No hay palabras cuando se ve algo así

Charly es un niño francés de siete años víctima de acoso por parte de otro niño que se llama Nathan y “que le golpea todo el tiempo”. En un vídeo publicado por sus padres, Charly dice estar cansado de que le peguen y llega a decir que le ha dicho a su mamá que quiere morirse y reunirse con “el buen Dios”.

Es desgarrador escuchar a un niño de 7 años decir esas palabras. Es terrible que una criatura tan pequeña esté deseando morirse porque no ve salida a una situación angustiosa que le está destrozando la vida y que le provoca vea la muerte como única esperanza. Pero lo más terrible es la falta de atención que las autoridades tienen hacia los niños que sufren algo así, sobre todo en su más tierna infancia.
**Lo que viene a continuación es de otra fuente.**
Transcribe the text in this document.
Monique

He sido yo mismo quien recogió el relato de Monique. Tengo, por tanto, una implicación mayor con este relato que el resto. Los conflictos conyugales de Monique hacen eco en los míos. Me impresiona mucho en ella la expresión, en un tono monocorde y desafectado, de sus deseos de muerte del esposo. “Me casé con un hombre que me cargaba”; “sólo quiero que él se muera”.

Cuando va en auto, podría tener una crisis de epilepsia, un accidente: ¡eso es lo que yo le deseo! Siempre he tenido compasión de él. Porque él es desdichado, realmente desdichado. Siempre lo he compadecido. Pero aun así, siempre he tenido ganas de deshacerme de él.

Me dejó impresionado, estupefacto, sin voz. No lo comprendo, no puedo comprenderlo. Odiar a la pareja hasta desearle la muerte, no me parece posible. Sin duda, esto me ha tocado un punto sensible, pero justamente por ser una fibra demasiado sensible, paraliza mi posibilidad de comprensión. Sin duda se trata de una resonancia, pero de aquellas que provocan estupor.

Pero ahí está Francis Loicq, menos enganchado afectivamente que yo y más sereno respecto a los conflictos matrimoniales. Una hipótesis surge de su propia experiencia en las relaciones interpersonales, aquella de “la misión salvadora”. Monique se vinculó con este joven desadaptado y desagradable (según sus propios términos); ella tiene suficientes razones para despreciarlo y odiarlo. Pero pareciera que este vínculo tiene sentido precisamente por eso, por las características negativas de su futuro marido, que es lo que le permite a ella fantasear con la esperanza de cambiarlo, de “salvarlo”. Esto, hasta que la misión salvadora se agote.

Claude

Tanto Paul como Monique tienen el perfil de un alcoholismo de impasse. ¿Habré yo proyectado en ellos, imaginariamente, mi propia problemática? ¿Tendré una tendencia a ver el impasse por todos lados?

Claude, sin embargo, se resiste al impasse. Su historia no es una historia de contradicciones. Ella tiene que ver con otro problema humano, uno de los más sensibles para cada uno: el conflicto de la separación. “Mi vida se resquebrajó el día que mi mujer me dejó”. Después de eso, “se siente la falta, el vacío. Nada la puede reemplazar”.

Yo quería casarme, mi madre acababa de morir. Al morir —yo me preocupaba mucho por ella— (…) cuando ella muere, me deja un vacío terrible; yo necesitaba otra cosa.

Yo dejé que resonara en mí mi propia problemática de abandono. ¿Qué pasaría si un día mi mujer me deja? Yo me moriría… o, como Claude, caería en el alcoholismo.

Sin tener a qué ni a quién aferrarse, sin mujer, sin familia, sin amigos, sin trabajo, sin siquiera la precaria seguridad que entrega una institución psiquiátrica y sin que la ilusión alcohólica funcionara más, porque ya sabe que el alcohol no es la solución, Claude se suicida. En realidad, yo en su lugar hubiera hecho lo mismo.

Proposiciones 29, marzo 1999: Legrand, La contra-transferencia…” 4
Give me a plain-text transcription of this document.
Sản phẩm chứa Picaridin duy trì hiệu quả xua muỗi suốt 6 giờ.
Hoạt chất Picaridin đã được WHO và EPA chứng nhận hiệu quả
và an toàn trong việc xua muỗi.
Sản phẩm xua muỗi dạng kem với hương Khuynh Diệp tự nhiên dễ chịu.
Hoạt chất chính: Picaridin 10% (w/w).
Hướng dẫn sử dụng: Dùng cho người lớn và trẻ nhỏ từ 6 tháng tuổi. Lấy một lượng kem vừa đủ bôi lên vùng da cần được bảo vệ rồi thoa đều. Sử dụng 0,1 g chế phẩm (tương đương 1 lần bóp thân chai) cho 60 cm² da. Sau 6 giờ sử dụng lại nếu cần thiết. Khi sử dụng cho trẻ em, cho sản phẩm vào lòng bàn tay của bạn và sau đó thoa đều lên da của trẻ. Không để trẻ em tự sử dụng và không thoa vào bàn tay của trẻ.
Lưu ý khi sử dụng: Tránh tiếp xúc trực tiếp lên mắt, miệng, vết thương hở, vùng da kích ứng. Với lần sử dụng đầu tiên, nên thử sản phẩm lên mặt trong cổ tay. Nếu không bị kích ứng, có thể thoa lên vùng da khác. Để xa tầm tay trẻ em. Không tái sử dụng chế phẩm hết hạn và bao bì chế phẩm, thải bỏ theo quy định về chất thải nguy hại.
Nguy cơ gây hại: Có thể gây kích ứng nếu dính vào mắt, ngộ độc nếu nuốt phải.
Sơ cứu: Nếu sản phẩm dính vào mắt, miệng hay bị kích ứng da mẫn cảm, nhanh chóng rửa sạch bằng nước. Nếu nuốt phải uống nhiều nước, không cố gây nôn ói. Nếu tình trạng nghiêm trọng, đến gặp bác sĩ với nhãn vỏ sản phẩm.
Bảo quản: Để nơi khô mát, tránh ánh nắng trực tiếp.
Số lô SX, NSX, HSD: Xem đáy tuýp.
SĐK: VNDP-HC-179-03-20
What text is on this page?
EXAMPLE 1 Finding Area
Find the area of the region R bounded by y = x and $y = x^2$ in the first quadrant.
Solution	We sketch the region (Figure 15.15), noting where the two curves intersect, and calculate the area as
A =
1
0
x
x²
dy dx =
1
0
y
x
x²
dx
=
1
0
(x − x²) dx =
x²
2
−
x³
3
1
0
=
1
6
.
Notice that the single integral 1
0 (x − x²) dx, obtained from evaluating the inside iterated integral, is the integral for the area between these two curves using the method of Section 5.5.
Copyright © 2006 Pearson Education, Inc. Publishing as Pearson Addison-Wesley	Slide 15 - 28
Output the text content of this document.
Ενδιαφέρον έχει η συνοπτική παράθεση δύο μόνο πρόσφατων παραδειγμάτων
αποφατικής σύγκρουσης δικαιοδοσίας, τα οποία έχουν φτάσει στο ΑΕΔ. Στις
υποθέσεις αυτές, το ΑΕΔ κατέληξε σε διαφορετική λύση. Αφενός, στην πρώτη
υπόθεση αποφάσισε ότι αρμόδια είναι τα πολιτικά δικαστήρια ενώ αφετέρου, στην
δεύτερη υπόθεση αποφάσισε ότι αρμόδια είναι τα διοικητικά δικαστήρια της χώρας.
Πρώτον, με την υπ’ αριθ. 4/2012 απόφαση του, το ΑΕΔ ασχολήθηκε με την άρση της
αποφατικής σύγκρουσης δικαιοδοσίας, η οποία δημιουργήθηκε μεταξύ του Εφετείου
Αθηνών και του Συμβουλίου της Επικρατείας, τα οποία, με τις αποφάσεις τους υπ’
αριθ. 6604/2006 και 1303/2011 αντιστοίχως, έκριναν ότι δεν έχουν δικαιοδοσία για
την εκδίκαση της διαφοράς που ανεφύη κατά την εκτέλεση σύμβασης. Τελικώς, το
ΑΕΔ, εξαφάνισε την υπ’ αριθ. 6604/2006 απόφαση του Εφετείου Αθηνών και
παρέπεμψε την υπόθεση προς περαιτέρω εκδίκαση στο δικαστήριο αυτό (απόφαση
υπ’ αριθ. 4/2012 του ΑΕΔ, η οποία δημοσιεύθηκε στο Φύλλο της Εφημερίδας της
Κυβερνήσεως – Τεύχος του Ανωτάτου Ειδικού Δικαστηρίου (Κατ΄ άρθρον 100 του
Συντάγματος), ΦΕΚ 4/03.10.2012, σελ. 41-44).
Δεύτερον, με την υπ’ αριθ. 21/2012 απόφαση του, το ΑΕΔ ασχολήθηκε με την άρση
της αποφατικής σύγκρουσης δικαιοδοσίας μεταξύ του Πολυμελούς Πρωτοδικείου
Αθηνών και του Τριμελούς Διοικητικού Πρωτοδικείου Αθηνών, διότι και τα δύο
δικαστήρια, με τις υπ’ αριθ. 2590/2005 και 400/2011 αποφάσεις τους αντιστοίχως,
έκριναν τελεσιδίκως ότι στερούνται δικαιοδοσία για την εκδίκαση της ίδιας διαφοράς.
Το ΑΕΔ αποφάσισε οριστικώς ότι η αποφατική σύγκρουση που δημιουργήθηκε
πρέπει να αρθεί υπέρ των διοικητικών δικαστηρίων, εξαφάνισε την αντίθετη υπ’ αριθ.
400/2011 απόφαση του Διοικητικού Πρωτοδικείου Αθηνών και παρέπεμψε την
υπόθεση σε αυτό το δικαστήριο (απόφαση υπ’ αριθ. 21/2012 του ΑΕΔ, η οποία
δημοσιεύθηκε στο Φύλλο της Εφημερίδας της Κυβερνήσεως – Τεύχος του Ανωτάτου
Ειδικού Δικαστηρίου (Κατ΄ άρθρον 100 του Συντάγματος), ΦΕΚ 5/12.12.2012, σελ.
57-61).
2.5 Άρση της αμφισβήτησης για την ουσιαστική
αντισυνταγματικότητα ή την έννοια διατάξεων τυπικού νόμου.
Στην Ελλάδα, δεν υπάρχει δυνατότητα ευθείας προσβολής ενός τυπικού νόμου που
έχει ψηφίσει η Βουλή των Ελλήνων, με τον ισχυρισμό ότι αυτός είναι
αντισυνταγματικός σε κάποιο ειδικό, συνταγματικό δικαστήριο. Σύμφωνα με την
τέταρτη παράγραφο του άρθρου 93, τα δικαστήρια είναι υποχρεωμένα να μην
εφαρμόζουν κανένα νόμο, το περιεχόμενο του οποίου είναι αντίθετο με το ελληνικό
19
Los niños no se asocian. Los niños no cobran subvenciones por sufrir esto porque ni siquiera las reclaman. A los niños en muchos casos ni siquiera se les cree. Cuando muchas veces pretendemos identificar a la parte más débil de la sociedad, a la que necesita más protección nos olvidamos de los niños. El estado se olvida de los niños.

Cuando las redes sociales ayudan

Pero en este caso sacamos algo positivo de algo que suele ser negativo, la ayuda que para Charly ha representado la difusión de su vídeo a través de las redes sociales. La publicación de este vídeo en Twitter y el haberse convertido en viral, le ha devuelto a Charly su sonrisa. Le han devuelto las ganas de vivir.

¿Pero qué pasa con esos niños que no se atreven a contarlo? ¿Qué pasa con esos niños que mantienen el silencio por miedo a las represalias del acosador? Los padres debemos estar atentos ante esto, pero también los profesores. Esos profesores que, en algunas ocasiones, cuando reciben la visita de unos padres preocupados planteando un problema de este tipo prefieren restarle importancia para no verse ni involucrados ni implicados.

Esta es la parte más débil de la sociedad, la de los niños. La de los niños que sufren. No otras que se pasan el día en los medios con la insana intención de trincar subvenciones.